2. Description of Related Art
In recent years, with increasing importance being placed on environmental protection, it has become essential to achieve effective purification of the exhaust gases emitted from the engines of motor vehicles.
In particular in the case of a diesel engine, it is necessary to effectively remove nitrous oxides (NOx) from the exhaust gas. Generally, this is performed by means of a LNT (lean NOx trap) installed at a position along the exhaust gas flow path, which utilizes a catalyst to adsorb and reduce (i.e., deoxidize) the NOx.
Such a LNT traps (adsorbs) the NOx while the diesel engine is operating in a fuel-lean exhaust gas condition i.e., a normal condition in which the exhaust gas has a high concentration of oxygen. When the exhaust gas subsequently is changed from the lean condition to a rich (i.e., fuel-rich) condition, with a low concentration of oxygen, the NOx that has been adsorbed by the LNT become reduced (deoxidized) by the fuel components in the exhaust gas, leaving nitrogen to be emitted from the exhaust system as a harmless gas. An LNT generally utilizes a material such as barium for adsorbing the NOx.
However with such a type of LNT, the agent used to adsorb the NOx combines with sulfur compounds in the fuel, resulting in a phenomenon referred to as sulfur poisoning. The performance of the LNT in adsorbing NOx is thereby lowered. In order to regenerate the LNT when this sulfur poisoning reaches an advanced state, it is necessary to temporarily establish a high-temperature (e.g., 650° C. or more), fuel-rich condition of the exhaust gas.
However fuel is wasted, when operating the engine to produce a fuel-rich exhaust gas in order to effect regeneration from sulfur poisoning. In particular, in the case of a diesel engine, the exhaust gas temperature is normally low. Thus, during each LNT regenerative operation, it is necessary to expend a large amount of fuel in order to maintain a sufficiently high temperature of exhaust gas until the regeneration procedure has been completed. It is therefore desirable to be able to accurately judge the point of completion of such a LNT regeneration procedure i.e., to judge the time point at which the regeneration procedure can be terminated. If that termination point can be accurately judged, then the amount of fuel consumed in each regeneration procedure can be minimized.
A method of judging such a termination point for sulfur poisoning regeneration is described for example in Japanese patent publication No. 2004-232576. With that method, applied to a system in which a fuel addition valve is controlled to inject fuel into the exhaust gas (i.e., for establishing a high-temperature fuel-rich atmosphere during sulfur poisoning regeneration), peak values of air/fuel ratio that are detected by an air/fuel ratio sensor (located downstream from the LNT catalyst) are applied in feedback control of the fuel addition valve. In that way, the volumetric rate at which fuel is injected by the valve becomes successively reduced as the sulfur poisoning regeneration process advances.
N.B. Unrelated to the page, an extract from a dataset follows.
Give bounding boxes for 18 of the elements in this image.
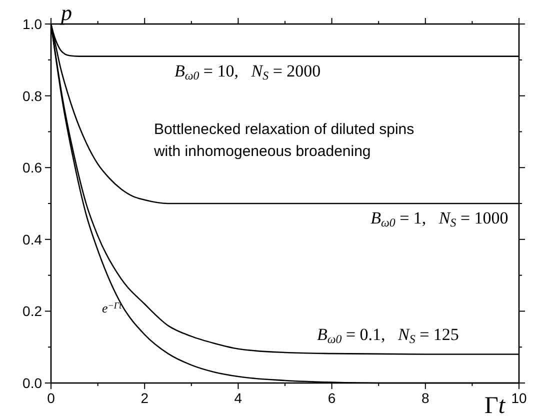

When the rate falls below a predetermined value, the regeneration procedure is terminated.
However with the technique described in the above patent, it is difficult to directly measure the volumetric rate at which fuel is being injected by the fuel addition valve, so that it is necessary to estimate this based on command values of the volumetric rate. However due to deviations between the characteristics of respective fuel injection valve units, and deterioration of such a fuel injection valve over a period of time, etc., discrepancies will arise between the command values of volumetric rate and the actual rates at which fuel is added. Hence, the judgement accuracy will deteriorate.
If the time point for termination of sulfur poisoning regeneration procedure could be derived based on direct measurement, then greater accuracy of judgement could be achieved.